Dirty bombs’ biggest danger is fear, experts say

? In a “dirty bomb,” terrorists attach radioactive material to run-of-the-mill explosives. The bomb spreads fear and contamination, but doesn’t add much real health risk, experts say.

It’s relatively easy to get the needed radioactive material from medical devices or irradiated food preparation systems.

But a dirty bomb is far different than a nuclear bomb.

When a dirty bomb explodes, the immediate killing comes from the traditional explosive device, not the added radiation. There wouldn’t be radiation illnesses, although hospitals would be flooded with people who think they are sick but aren’t. There may be some long-term increases in cancer deaths over decades, but it wouldn’t be much and may never be noticeable, health experts say.

What would be noticeable and what terrorists count on are lingering contamination, economic cost and fear.

“The impact of a dirty bomb is almost completely psychological, not a health risk,” said University of Georgia toxicologist Cham Dallas, who is studying the health effects of dirty bombs for the Department of Defense. “It’s a very inefficient weapon for hurting people.”

Over the long term, a dirty bomb would add at most one new case of cancer out of every 100 people exposed, according to the Federation of American Scientists, a Washington research and advocacy group.

Unlike a nuclear bomb or a nuclear plant fire like the one at Chernobyl, a dirty bomb will produce radioactive material that’s either too small or too big to stay in people’s lungs, said Dallas, who spent a decade studying the health effects of the 1986 Chernobyl nuclear accident.

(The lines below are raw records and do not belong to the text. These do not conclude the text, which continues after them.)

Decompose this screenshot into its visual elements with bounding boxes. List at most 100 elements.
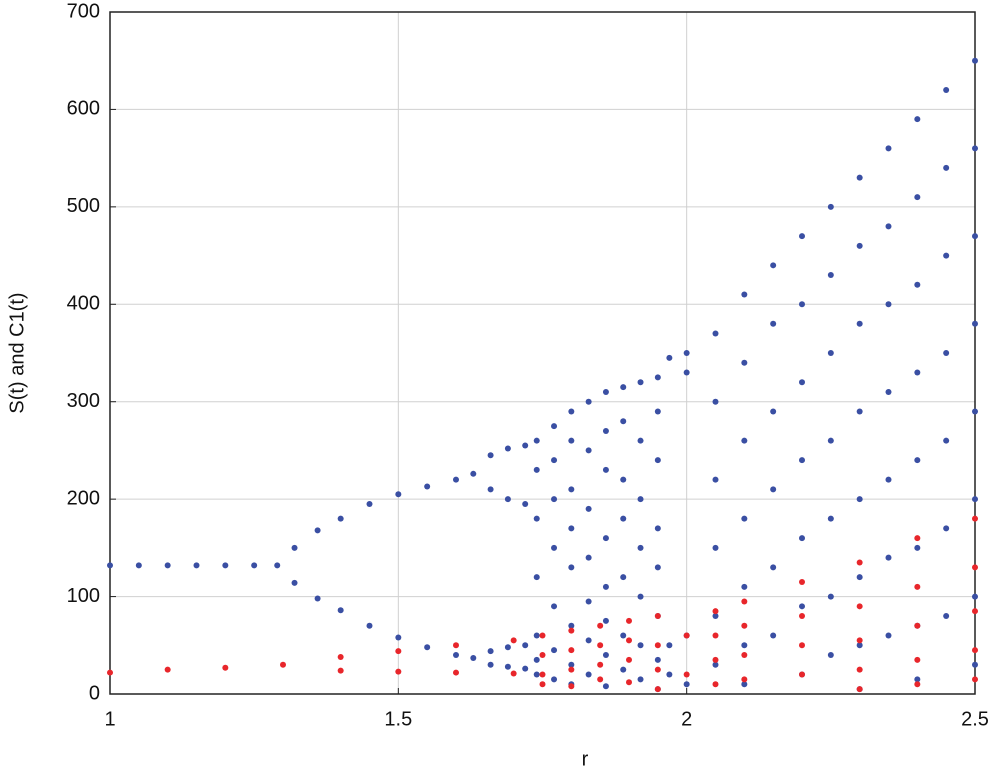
scatter-point	[666, 642, 673, 649]
scatter-point	[770, 632, 777, 639]
scatter-point	[799, 535, 805, 542]
scatter-point	[251, 562, 258, 569]
scatter-point	[510, 637, 517, 644]
scatter-point	[943, 164, 950, 171]
y-tick-label: 300	[67, 390, 100, 412]
scatter-point	[741, 437, 748, 444]
scatter-point	[291, 579, 298, 586]
scatter-point	[539, 632, 546, 639]
scatter-point	[222, 562, 229, 569]
scatter-point	[654, 686, 661, 693]
scatter-point	[337, 667, 344, 674]
scatter-point	[453, 652, 459, 659]
scatter-point	[741, 583, 748, 590]
scatter-point	[914, 622, 921, 629]
scatter-point	[770, 564, 777, 571]
scatter-point	[799, 301, 805, 308]
scatter-point	[741, 359, 748, 366]
scatter-point	[712, 661, 719, 668]
scatter-point	[914, 369, 921, 376]
scatter-point	[107, 562, 113, 569]
scatter-point	[972, 593, 978, 600]
y-tick-label: 700	[67, 0, 100, 22]
scatter-point	[972, 233, 978, 240]
scatter-point	[539, 681, 546, 688]
scatter-point	[666, 671, 673, 678]
scatter-point	[453, 642, 459, 649]
scatter-point	[533, 466, 540, 473]
scatter-point	[510, 670, 517, 677]
scatter-point	[626, 637, 632, 644]
scatter-point	[568, 408, 575, 415]
scatter-point	[533, 574, 540, 581]
scatter-point	[366, 501, 373, 508]
x-tick-label: 1	[104, 708, 115, 730]
scatter-point	[164, 666, 171, 673]
scatter-point	[602, 617, 609, 624]
scatter-point	[972, 496, 978, 503]
scatter-point	[683, 632, 690, 639]
scatter-point	[602, 652, 609, 659]
scatter-point	[943, 525, 950, 532]
scatter-point	[972, 57, 978, 64]
scatter-point	[626, 679, 632, 686]
scatter-point	[504, 496, 511, 503]
y-tick-label: 400	[67, 293, 100, 315]
x-tick-label: 1.5	[384, 708, 412, 730]
scatter-point	[741, 652, 748, 659]
scatter-point	[741, 622, 748, 629]
scatter-point	[885, 476, 892, 483]
scatter-point	[856, 637, 863, 644]
scatter-point	[943, 252, 950, 259]
scatter-point	[856, 408, 863, 415]
scatter-point	[424, 483, 431, 490]
scatter-point	[637, 496, 644, 503]
scatter-point	[568, 627, 575, 634]
scatter-point	[395, 668, 402, 675]
scatter-point	[856, 666, 863, 673]
scatter-point	[602, 535, 609, 542]
scatter-point	[487, 648, 494, 655]
scatter-point	[683, 350, 690, 356]
scatter-point	[568, 486, 575, 493]
scatter-point	[337, 515, 344, 522]
scatter-point	[799, 603, 805, 610]
scatter-point	[799, 578, 805, 585]
scatter-point	[770, 320, 777, 327]
scatter-point	[533, 656, 540, 663]
scatter-point	[366, 622, 373, 629]
scatter-point	[885, 388, 892, 395]
scatter-point	[972, 647, 978, 654]
scatter-point	[914, 656, 921, 663]
scatter-point	[193, 562, 200, 569]
scatter-point	[568, 525, 575, 532]
scatter-point	[568, 661, 575, 668]
scatter-point	[683, 681, 690, 688]
scatter-point	[654, 666, 661, 673]
scatter-point	[453, 476, 459, 483]
scatter-point	[522, 442, 529, 449]
scatter-point	[827, 203, 834, 210]
scatter-point	[637, 676, 644, 683]
scatter-point	[522, 665, 529, 672]
scatter-point	[487, 452, 494, 459]
scatter-point	[654, 564, 661, 571]
scatter-point	[470, 654, 477, 661]
scatter-point	[943, 350, 950, 356]
scatter-point	[741, 291, 748, 298]
scatter-point	[666, 354, 673, 361]
scatter-point	[504, 445, 511, 452]
scatter-point	[585, 505, 592, 512]
scatter-point	[827, 652, 834, 659]
scatter-point	[533, 671, 540, 678]
scatter-point	[585, 598, 592, 605]
scatter-point	[770, 486, 777, 493]
scatter-point	[914, 535, 921, 542]
scatter-point	[972, 564, 978, 571]
scatter-point	[943, 437, 950, 444]
scatter-point	[712, 656, 719, 663]
scatter-point	[585, 447, 592, 454]
scatter-point	[620, 515, 627, 522]
scatter-point	[885, 145, 892, 152]
scatter-point	[626, 617, 632, 624]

Someone can spend hours unprotected in the aftermath before reaching a dangerous dose, but “you wouldn’t want to spend days there,” Dallas said.

The Center for Strategic and International Studies in March conducted a mock dirty bomb attack in Washington, targeting the Smithsonian Air and Space Museum. It found “the impacts of the attacks are far more psychological than they are real real in terms of loss of life,” said CSIS homeland security director Phil Anderson.

Once an area is decontaminated, few people will want to return despite official assurances of safety, said Gary Ackerman, a research associate for the Center for Nonproliferation Studies, a Monterey, Calif., security oriented organization. That fear is going to cost businesses and government lots of money to relocate.